On March 10, Peter Manning's fiancée, Anne Murray-Hudson (20), a resident of Botswana, was deported from Namibia. She had previously been interrogated on three separate occasions at Security Branch Headquarters in Windhoek, regarding her political beliefs. In an open letter to the SWA Administrator General, Justice Steyn, and published in the Windhoek Advertiser, she had expressed concern at the conditions under which Manning, a polio victim, was being held in Windhoek Central Prison. The activities in which he had been involved while working for SWAPO, she wrote, "might be expected of any political party seeking to publicise its ideals and views, and hardly justify his categorization as a 'terrorist', with all the connotations of the word". As part of his duties, Manning had conducted interviews with witnesses to atrocities allegedly committed by the South African army in northern Namibia and had sought to publicise the existence of institutionalised torture.

Having been served with a deportation order, Anne Murray-Hudson immediately obtained permission from the Attorney General and the Commissioner for Police to marry Peter Manning. On her arrival at the prison, however, the attempted wedding was blocked by the Security Police.

Peter Manning's arrest and detention has had repercussions in South African itself where members of his family are living. On 21 March his sister, Kathy Burt (28) was sentenced to 4 months imprisonment by the Johannesburg magistrates court for refusing to answer questions put to her by the security police concerning her brother. The hearing, under a subpoena requiring Ms. Burt to testify to the "supposed offence of espionage alleged to have been committed by P. R. Manning", was in camera. She immediately gave notice of appeal and was released on bail.

Ms. Burt, who is pregnant, had been staying with her husband at the home of Helen Joseph (72), herself a restricted person and currently awaiting the outcome of an appeal in a similar case concerning Winnie Mandela. Security police raided her house on 22 March, searched through papers and removed a typewriter. Ms. Joseph has been subjected to anonymous death threats and harassment in recent weeks and has had a stone thrown through a window.

Also on 22 March, security police raided the Roman Catholic Convent of the Good Shepherd in Johannesburg, concentrating on the room of another sister of Peter Manning, Sister Pauline. After an hour spent searching the building, they removed five typewriters.

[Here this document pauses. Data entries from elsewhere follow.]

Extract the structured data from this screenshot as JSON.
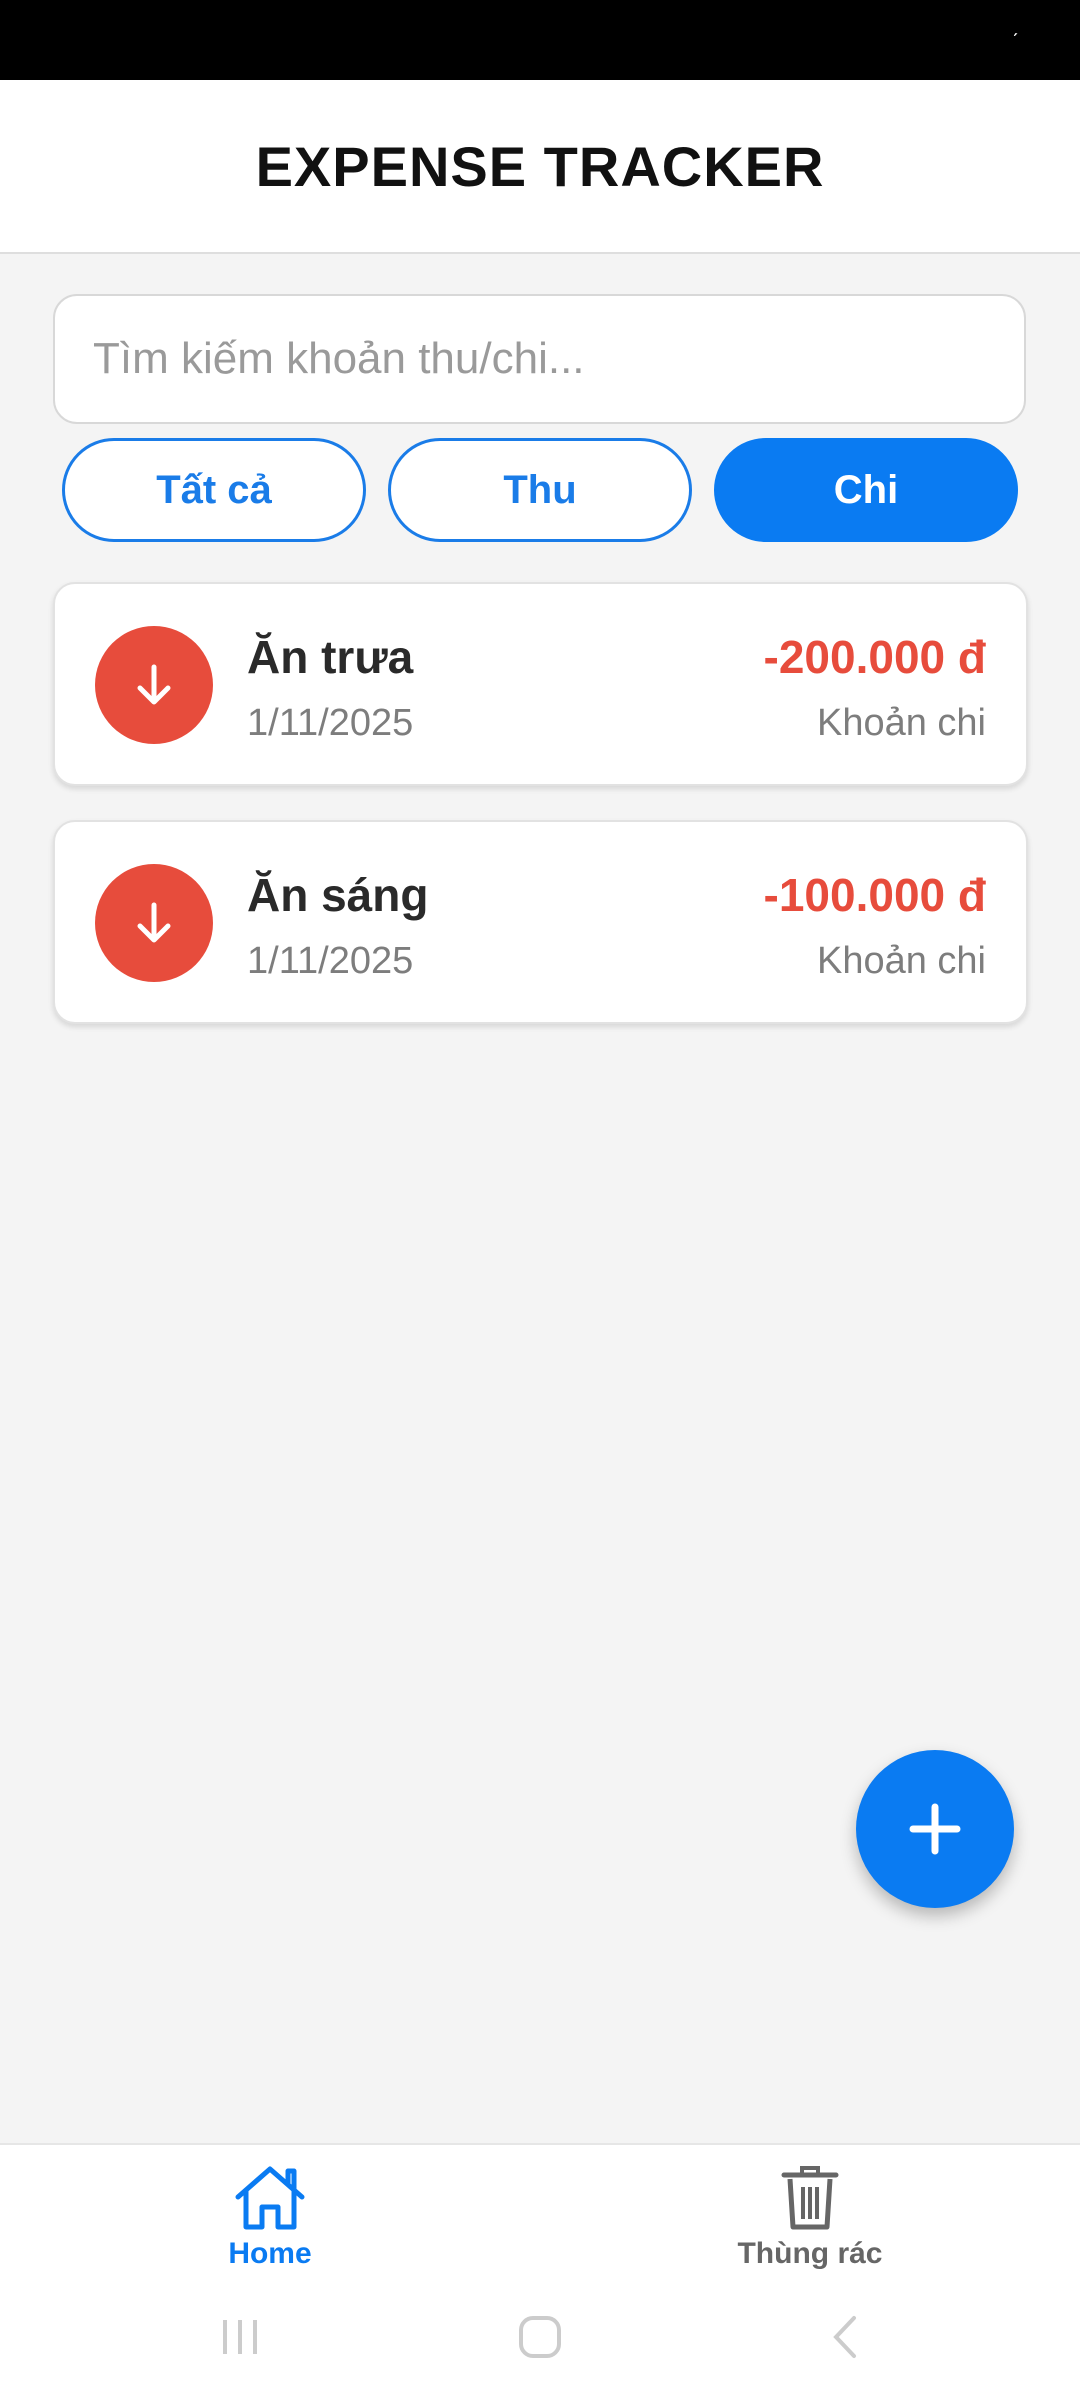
{
  "header": {
    "title": "EXPENSE TRACKER"
  },
  "search": {
    "placeholder": "Tìm kiếm khoản thu/chi..."
  },
  "filters": [
    {
      "label": "Tất cả",
      "active": false
    },
    {
      "label": "Thu",
      "active": false
    },
    {
      "label": "Chi",
      "active": true
    }
  ],
  "transactions": [
    {
      "title": "Ăn trưa",
      "date": "1/11/2025",
      "amount": "-200.000 đ",
      "type": "Khoản chi",
      "icon": "arrow-down-icon"
    },
    {
      "title": "Ăn sáng",
      "date": "1/11/2025",
      "amount": "-100.000 đ",
      "type": "Khoản chi",
      "icon": "arrow-down-icon"
    }
  ],
  "fab": {
    "icon": "plus-icon"
  },
  "bottom_nav": {
    "items": [
      {
        "label": "Home",
        "icon": "home-icon",
        "active": true
      },
      {
        "label": "Thùng rác",
        "icon": "trash-icon",
        "active": false
      }
    ]
  },
  "colors": {
    "accent": "#0a7bf2",
    "expense": "#e74c3c",
    "background": "#f4f4f4"
  }
}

A former President of the University of Cape Town Students Representative Council and of the National Union of South African Students (NUSAS) Nicholas Haysom, has also been convicted for refusing to answer questions concerning Peter Manning. He was sentenced to 4 days imprisonment by the Cape Town Magistrates Court on 23 March, but released after five hours by a prison official. On 29 March he was subpoenaed a second time and was due to appear in court on 17 April, when four questions concerning his relationship with Manning would again be put to him.

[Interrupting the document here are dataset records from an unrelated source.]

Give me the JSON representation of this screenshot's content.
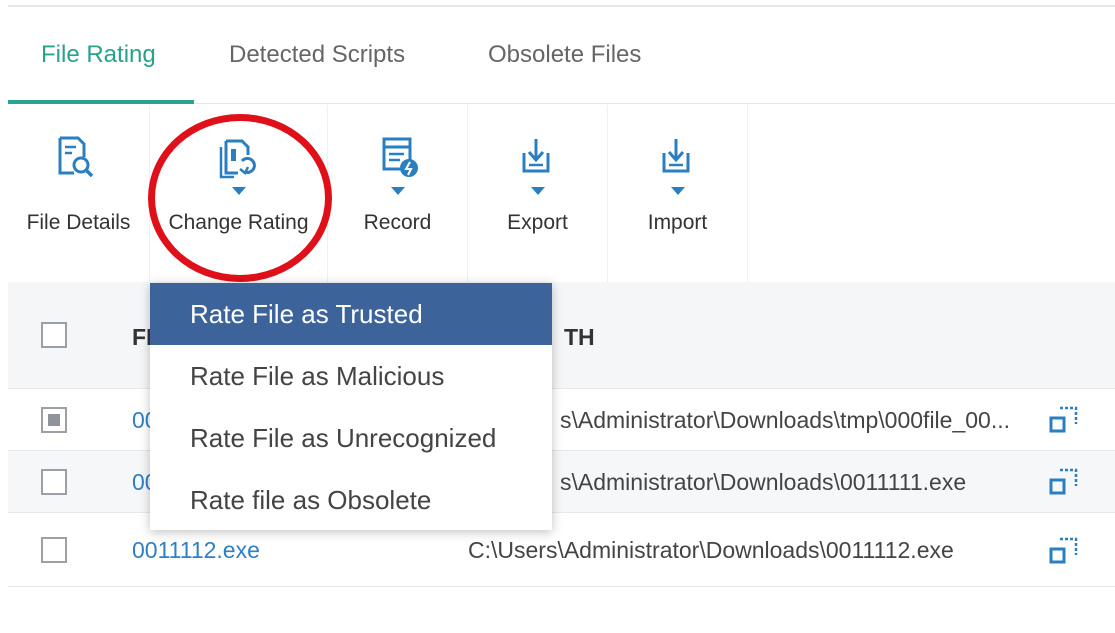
{
  "tabs": [
    {
      "label": "File Rating",
      "active": true
    },
    {
      "label": "Detected Scripts",
      "active": false
    },
    {
      "label": "Obsolete Files",
      "active": false
    }
  ],
  "toolbar": [
    {
      "label": "File Details",
      "icon": "file-search-icon",
      "has_caret": false
    },
    {
      "label": "Change Rating",
      "icon": "file-refresh-icon",
      "has_caret": true
    },
    {
      "label": "Record",
      "icon": "record-icon",
      "has_caret": true
    },
    {
      "label": "Export",
      "icon": "export-icon",
      "has_caret": true
    },
    {
      "label": "Import",
      "icon": "import-icon",
      "has_caret": true
    }
  ],
  "dropdown": {
    "items": [
      {
        "label": "Rate File as Trusted",
        "active": true
      },
      {
        "label": "Rate File as Malicious",
        "active": false
      },
      {
        "label": "Rate File as Unrecognized",
        "active": false
      },
      {
        "label": "Rate file as Obsolete",
        "active": false
      }
    ]
  },
  "table": {
    "headers": {
      "name_partial": "FI",
      "path_partial": "TH"
    },
    "rows": [
      {
        "name": "00",
        "path": "s\\Administrator\\Downloads\\tmp\\000file_00...",
        "checked": true
      },
      {
        "name": "00",
        "path": "s\\Administrator\\Downloads\\0011111.exe",
        "checked": false
      },
      {
        "name": "0011112.exe",
        "path": "C:\\Users\\Administrator\\Downloads\\0011112.exe",
        "checked": false
      }
    ]
  },
  "colors": {
    "accent_tab": "#27a28f",
    "icon_blue": "#2a7fc0",
    "link_blue": "#2f7fc6",
    "dropdown_active": "#3c649a",
    "annotation_red": "#e0101a"
  }
}
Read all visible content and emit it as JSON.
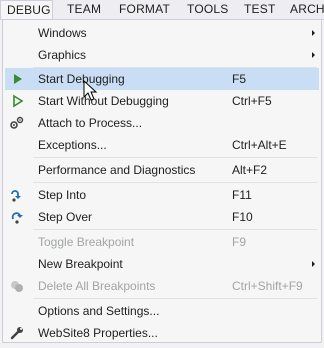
{
  "menubar": {
    "items": [
      {
        "label": "DEBUG"
      },
      {
        "label": "TEAM"
      },
      {
        "label": "FORMAT"
      },
      {
        "label": "TOOLS"
      },
      {
        "label": "TEST"
      },
      {
        "label": "ARCHI"
      }
    ]
  },
  "menu": {
    "items": [
      {
        "label": "Windows",
        "shortcut": "",
        "has_submenu": true,
        "enabled": true,
        "icon": ""
      },
      {
        "label": "Graphics",
        "shortcut": "",
        "has_submenu": true,
        "enabled": true,
        "icon": ""
      },
      {
        "label": "Start Debugging",
        "shortcut": "F5",
        "has_submenu": false,
        "enabled": true,
        "icon": "start-debugging-icon",
        "highlighted": true
      },
      {
        "label": "Start Without Debugging",
        "shortcut": "Ctrl+F5",
        "has_submenu": false,
        "enabled": true,
        "icon": "start-without-debugging-icon"
      },
      {
        "label": "Attach to Process...",
        "shortcut": "",
        "has_submenu": false,
        "enabled": true,
        "icon": "attach-to-process-icon"
      },
      {
        "label": "Exceptions...",
        "shortcut": "Ctrl+Alt+E",
        "has_submenu": false,
        "enabled": true,
        "icon": ""
      },
      {
        "label": "Performance and Diagnostics",
        "shortcut": "Alt+F2",
        "has_submenu": false,
        "enabled": true,
        "icon": ""
      },
      {
        "label": "Step Into",
        "shortcut": "F11",
        "has_submenu": false,
        "enabled": true,
        "icon": "step-into-icon"
      },
      {
        "label": "Step Over",
        "shortcut": "F10",
        "has_submenu": false,
        "enabled": true,
        "icon": "step-over-icon"
      },
      {
        "label": "Toggle Breakpoint",
        "shortcut": "F9",
        "has_submenu": false,
        "enabled": false,
        "icon": ""
      },
      {
        "label": "New Breakpoint",
        "shortcut": "",
        "has_submenu": true,
        "enabled": true,
        "icon": ""
      },
      {
        "label": "Delete All Breakpoints",
        "shortcut": "Ctrl+Shift+F9",
        "has_submenu": false,
        "enabled": false,
        "icon": "delete-all-breakpoints-icon"
      },
      {
        "label": "Options and Settings...",
        "shortcut": "",
        "has_submenu": false,
        "enabled": true,
        "icon": ""
      },
      {
        "label": "WebSite8 Properties...",
        "shortcut": "",
        "has_submenu": false,
        "enabled": true,
        "icon": "wrench-icon"
      }
    ]
  },
  "colors": {
    "highlight": "#c9def5",
    "play_green": "#388a34",
    "step_blue": "#1e6fb8",
    "disabled_text": "#a2a4a5"
  }
}
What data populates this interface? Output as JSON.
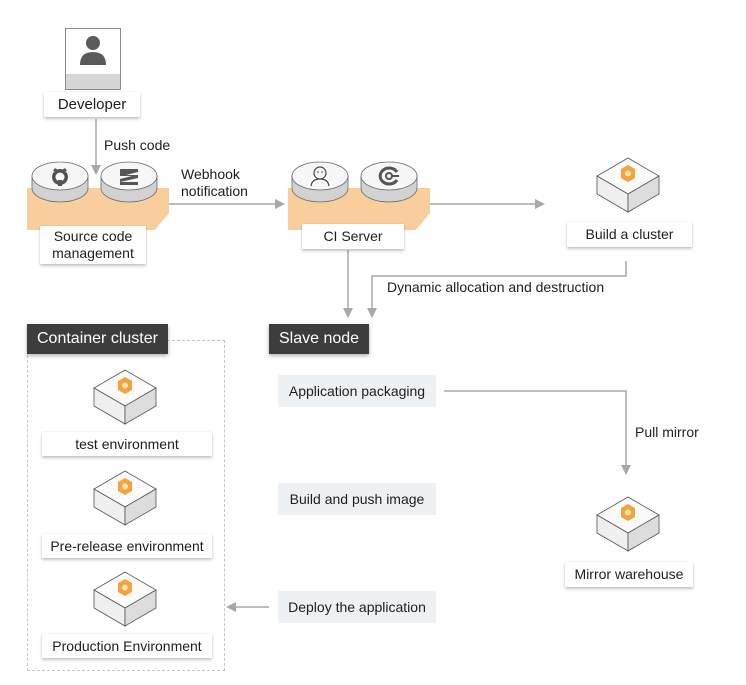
{
  "colors": {
    "accent_orange": "#f5a33c",
    "platform_peach": "#f8cf9c",
    "header_dark": "#3d3d3d",
    "step_bg": "#eef1f3",
    "connector_gray": "#a8a8a8"
  },
  "developer": {
    "label": "Developer",
    "icon": "user-icon"
  },
  "edges": {
    "push_code": "Push code",
    "webhook_line1": "Webhook",
    "webhook_line2": "notification",
    "dynamic": "Dynamic allocation and destruction",
    "pull_mirror": "Pull mirror"
  },
  "source_code": {
    "label_line1": "Source code",
    "label_line2": "management",
    "icons": [
      "github-icon",
      "gitlab-zentao-icon"
    ]
  },
  "ci_server": {
    "label": "CI Server",
    "icons": [
      "jenkins-icon",
      "ci-tool-icon"
    ]
  },
  "build_cluster": {
    "label": "Build a cluster",
    "icon": "cluster-cube-icon"
  },
  "container_cluster": {
    "title": "Container cluster",
    "environments": [
      {
        "label": "test environment"
      },
      {
        "label": "Pre-release environment"
      },
      {
        "label": "Production Environment"
      }
    ]
  },
  "slave_node": {
    "title": "Slave node",
    "steps": [
      {
        "label": "Application packaging"
      },
      {
        "label": "Build and push image"
      },
      {
        "label": "Deploy the application"
      }
    ]
  },
  "mirror_warehouse": {
    "label": "Mirror warehouse",
    "icon": "cluster-cube-icon"
  }
}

An appeal by Pastor Naboth Imene against his conviction and sentence under South Africa's Terrorism Act was dismissed by the Bloemfontein Appeal Court at the end of March. Pastor Imene, a missionary evangelist of the Ovambo-Kavango Lutheran Church who had been working among the Bushmen at Onyulaye, Ovamboland, at the time of his arrest, was sentenced to 5 years imprisonment in the Windhoek Supreme Court in August 1977, on being found guilty of assisting people whom he had reason to believe were "terrorists". The charge involved the writing of a letter in the Ovambo language to the district caretaker of the church at Oniipa, seeking shoes, clothing, small radios and other supplies for "the men in the bush". The letter had been intercepted by the South African Police. Pastor Imene, according to the State, had also attempted to pursuade other church officials to give such assistance and had failed to inform the South African Defence Force or Police of the presence of "the men in the bush". These offences had occurred in the period October/November 1976.

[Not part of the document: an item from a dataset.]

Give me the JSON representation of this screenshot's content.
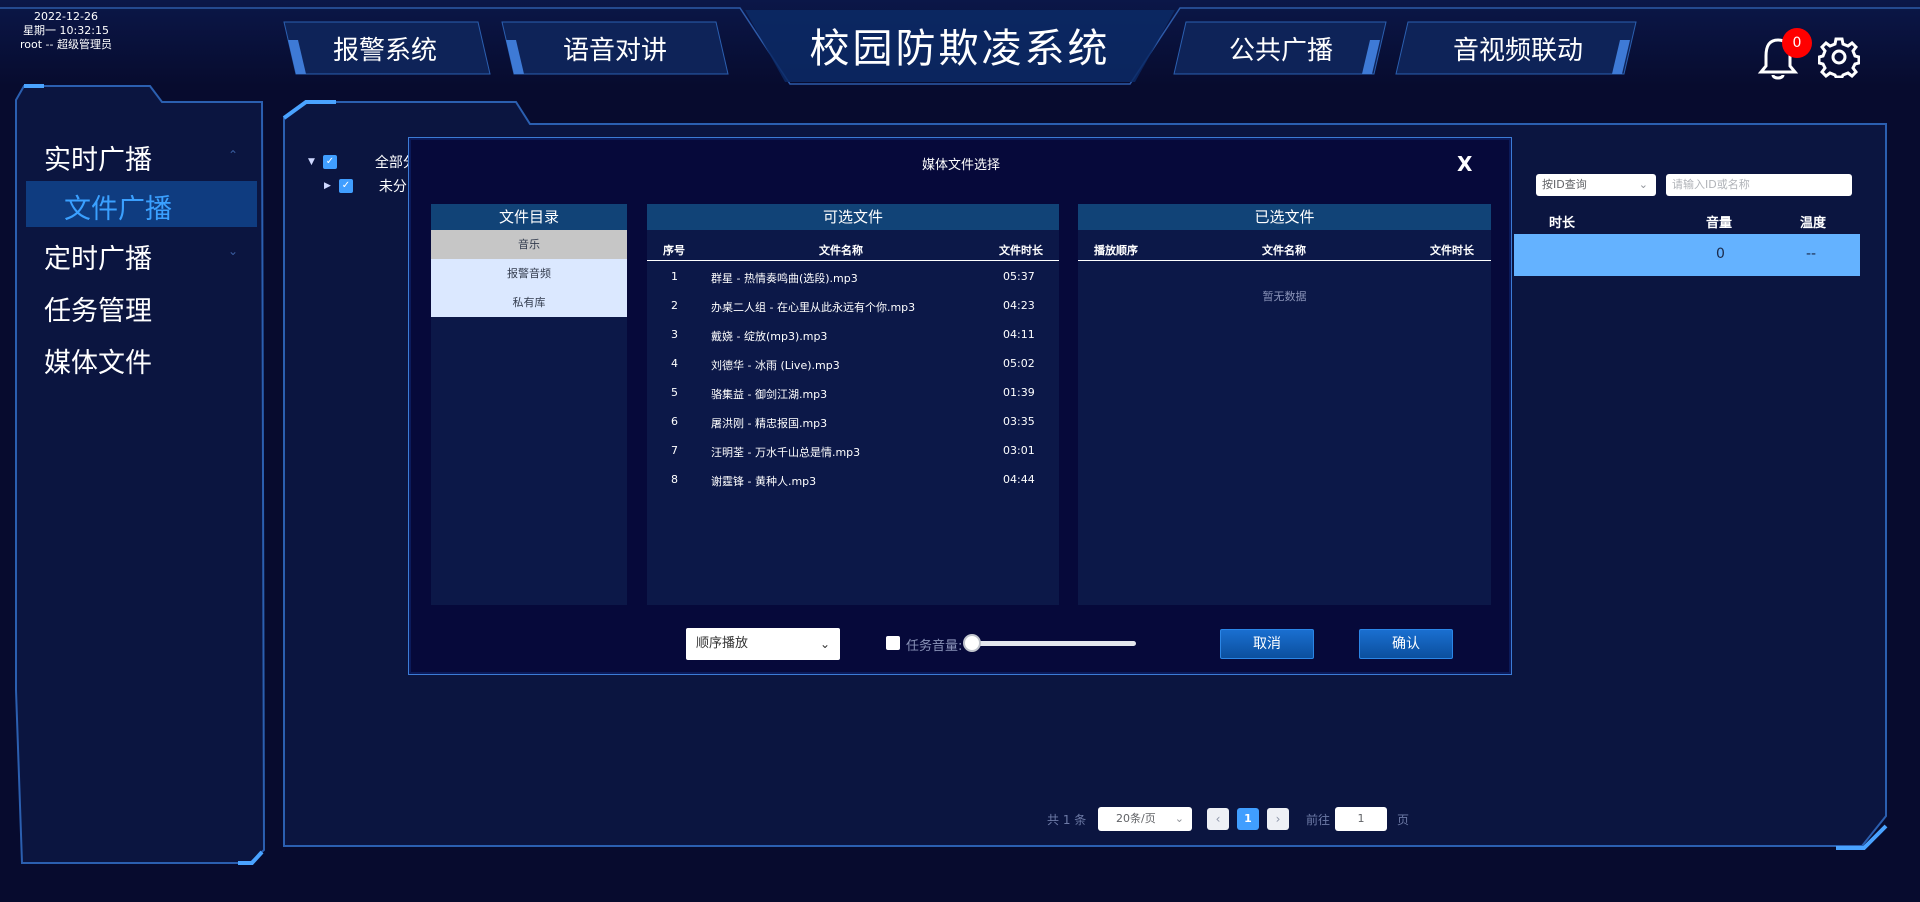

Following his conviction, Pastor Imene was taken to Robben Island. On 9 December 1977, in the presence of a Commissioner of Oath, he signed a declaration describing the tortures he had endured at the hands of the security police before his trial. He had been arrested in January 1977 and taken to Oshakati. "When I continued to answer in a way which was not to the satisfaction of my interrogator", Imene stated, he had been blindfolded, tied hand and foot, and electrically shocked. Later his hands had been tied behind his knees and he had been lifted bodily on an iron rod inserted under his arms and over his knees. The rod had been suspended between two petrol drums and the accused swung around it and repeatedly assaulted. He had eventually signed a statement.